Marriage does not equal consent. It does not obligate spouses to participate in any sexual act at any time. But devastatingly, many Christian women have come to believe that sex-on-demand is their “wifely duty.”

Actually, this is exactly what the Scriptures do NOT say (1 Cor 7:5).

Those suffering from these distorted, abusive demands should not be left questioning what God says about such evils. The Apostle Paul speaks clearly here. “Put to death therefore what is earthly in you: sexual immorality, impurity, passion, evil desire, and covetousness, which is idolatry. On account of these the wrath of God is coming” (Col. 3:5-6). Paul is calling on us to eradicate all sexual sin that stands against our identity in Christ—any sexual impurity. He is not setting a low bar here and saying “just don’t cheat on your spouses.” He is saying: Wipe out all sexual covetousness—all your greedy taking—for all sexual impurities deserve the wrath of God.

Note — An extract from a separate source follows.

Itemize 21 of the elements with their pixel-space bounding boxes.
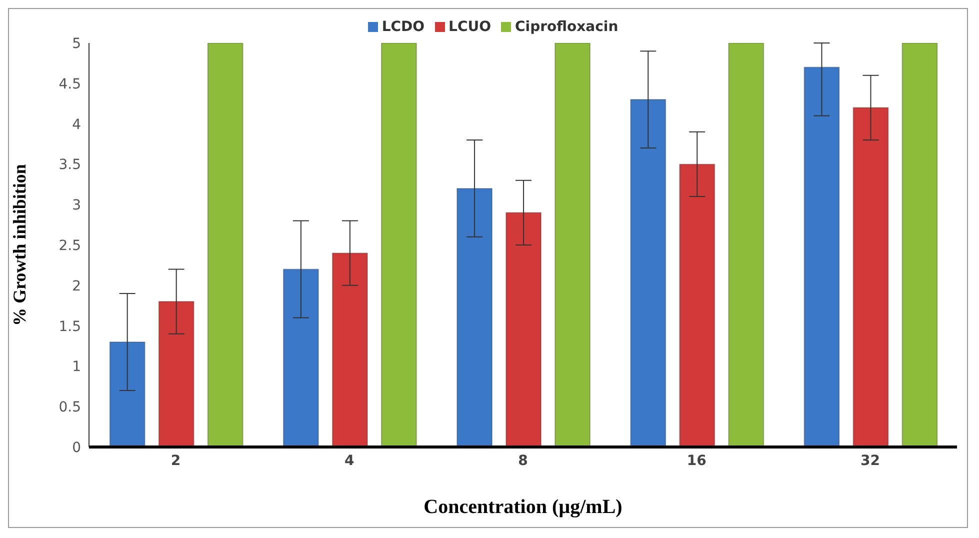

The author claims to have a “Master of Divinity” degree from Westminister Theological Seminary. But apparently they don’t cover reading comprehension in that program or how to use a Greek lexicon or concordance.

  • sexual immorality (porneia): a “selling off” of one’s body (as in prostitution and other promiscuous sex)
  • impurity (akathartos): being not pure because of a mixture; being adulterated with a “wrong mix” and hence unclean (such as keeping company with sexually immoral people)
  • passion (pathos): raw and depraved strong feelings (implicitly, feelings that are not guided by God)
  • evil desire (epithymian kakos): a passion to do evil, rotten things
  • covetousness (pleonexia): the desire for more things; a desire for beyond what is needed; implies fraud and extortion

I have a hard time believing that any of these terms could possibly apply to “demanding” sex from your wife. The worst it could be is a poor sexual strategy executed by a sex-starved beta husband.